Czy taki system Linux Mint 19,1 zrobiony na pendrive za pomocą LinuxLive USB Creator jest bezpieczny, zrobiony tylko i wyłączne do bankowości internetowej? Chodzi mi tylko o zrobienie przelewów. Przeglądarka aktualizowana ze strony Mozilli. Samego systemu nie da się aktualizować.
Da się włączyć na stałe zaporę.
Z tego co kojarzę, to LinuxLive USB Creator jest przestarzały i należy użyć Rufusa lub Etcher na Windowsie albo Etcher na Linuxie.
Co do pytania, to tak jest bezpieczny, ale jego plusem i minusem jest to, że traci wszystkie dane po wyłączeniu, więc nie trzeba się martwić, że gdzieś się w przeglądarce lub systemie zapisały się hasła. Minusem jest to, że za każdym razem uruchomieniem systemu trzeba będzie aktualizować przeglądarkę i pasowałoby też zaktualizować komponenty
Jeśli miałoby być naprawdę bezpiecznie, przenośnie i miałbyś wolnego pendriva(przynajmniej 8GB dla lżejszej dystrybucji i przynajmniej 16 dla Minta), to radziłbym zainstalować(nie tylko zgrać na pendriva za pomocą Rufusa) na pendrive cały system i przy instalacji go zaszyfrować. W taki sposób otrzymuje się przenośny i bezpieczny system, który można do woli aktualizować i używać.
Nie, właśnie że nie nie traci się wcześniej wprowadzonych danych w trybie persystencji.

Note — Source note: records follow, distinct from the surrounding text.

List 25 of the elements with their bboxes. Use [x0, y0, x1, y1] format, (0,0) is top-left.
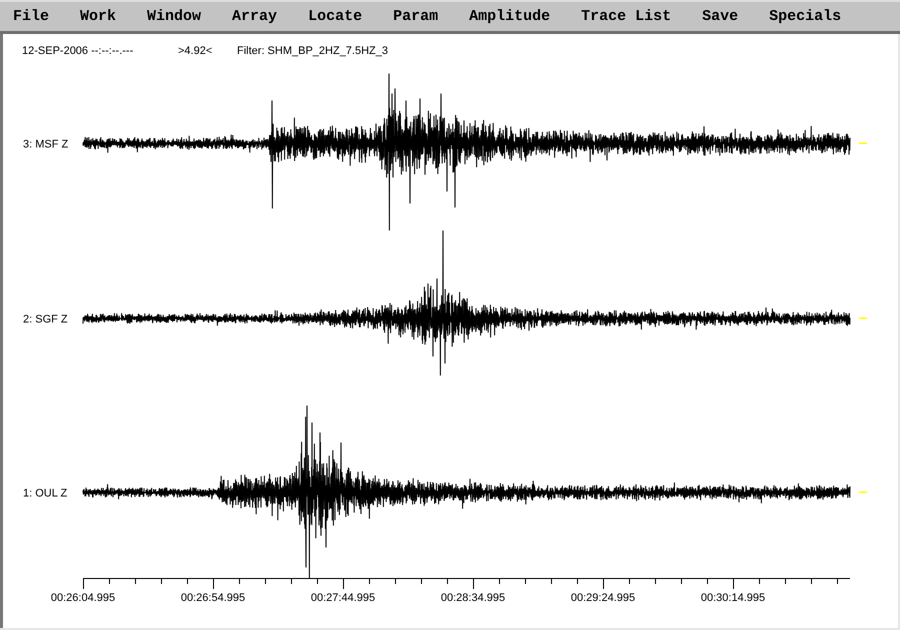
trace-marker-icon — [859, 492, 867, 493]
menu-item[interactable]: File — [7, 2, 56, 31]
time-tick-label: 00:29:24.995 — [570, 592, 636, 604]
scale-readout: >4.92< — [178, 45, 214, 57]
trace-marker-icon — [859, 318, 867, 319]
menu-item[interactable]: Array — [226, 2, 284, 31]
menu-item[interactable]: Window — [141, 2, 208, 31]
menu-item[interactable]: Specials — [763, 2, 848, 31]
menu-item[interactable]: Param — [387, 2, 444, 31]
time-tick-label: 00:28:34.995 — [440, 592, 506, 604]
time-tick-label: 00:26:54.995 — [180, 592, 246, 604]
trace-label: 1: OUL Z — [23, 488, 68, 500]
menu-item[interactable]: Trace List — [575, 2, 678, 31]
trace-label: 2: SGF Z — [23, 314, 68, 326]
menu-item[interactable]: Locate — [302, 2, 368, 31]
menu-item[interactable]: Work — [74, 2, 122, 31]
trace-marker-icon — [859, 142, 867, 144]
time-tick-label: 00:30:14.995 — [700, 592, 766, 604]
filter-label: Filter: SHM_BP_2HZ_7.5HZ_3 — [237, 45, 388, 57]
menu-item[interactable]: Amplitude — [463, 2, 556, 31]
time-tick-label: 00:26:04.995 — [50, 592, 116, 604]
trace-label: 3: MSF Z — [23, 138, 68, 150]
date-time-text: 12-SEP-2006 --:--:--.--- — [22, 45, 134, 57]
menu-item[interactable]: Save — [696, 2, 744, 31]
time-tick-label: 00:27:44.995 — [310, 592, 376, 604]
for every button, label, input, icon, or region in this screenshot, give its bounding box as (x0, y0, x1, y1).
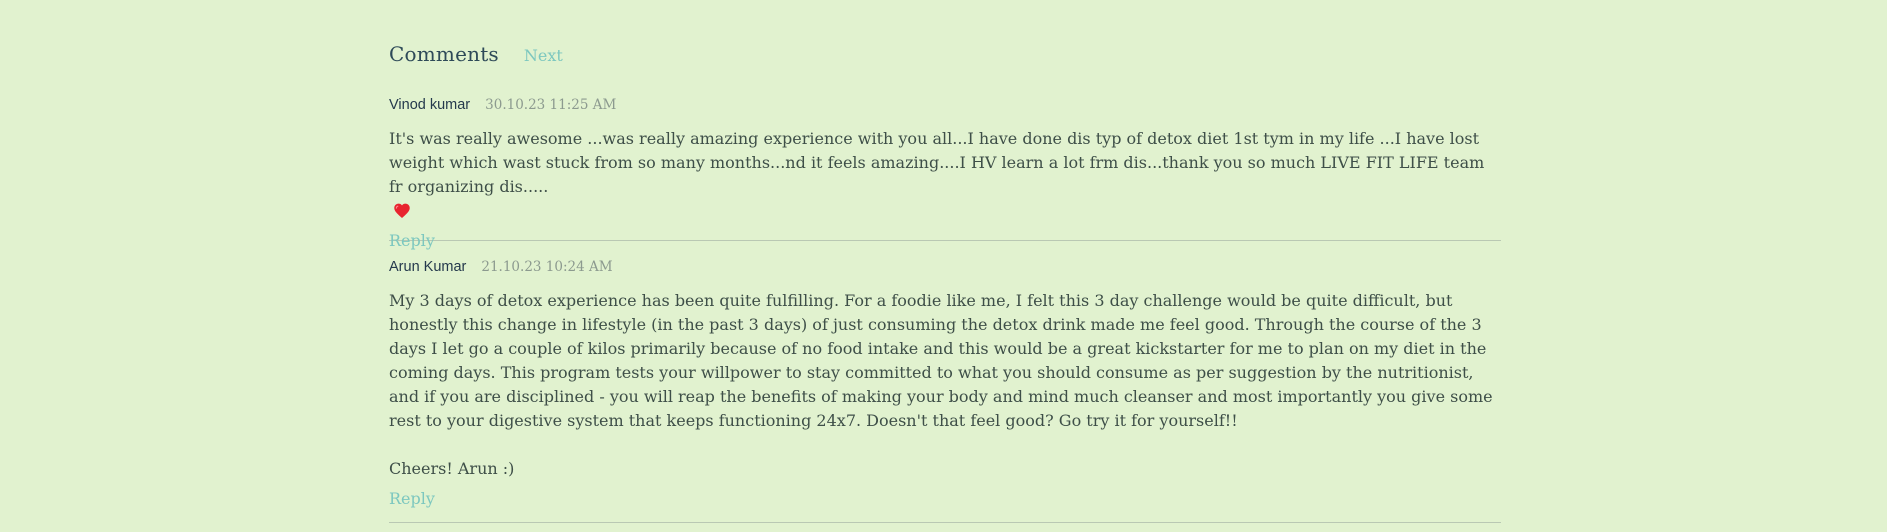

Pendrive zrobione za pomocą LinuxLive USB Creator to nie takie pendrive z systemem Live. To tak jakby system był zainstalowany na pendrive. Da się przechowywać dane do wielkości 4090 MB.
Niby bezpieczny jest, ale zawsze może trafić się błąd w obsłudze jakiegoś protokołu sieciowego, którego obsługa należy do kwestii jądra (może TCP jest obsługiwany przez jądro), jakiejś biblioteki nie dostarczanej wraz z paczką z Firefoksem (może do obsługi SSL; nie wiem, które biblioteki są dystrybuowane w archiwum wraz z Firefoksem). Skoro nie możesz aktualizować samego jądra, to w przypadku błędów w obsłudze protokołów w jądrze, to ktoś może np. wykonać kod z maksymalnymi uprawnieniami. Nie wiem, co ile takie błędy się pojawiają, ale trzeba dmuchać na zimno.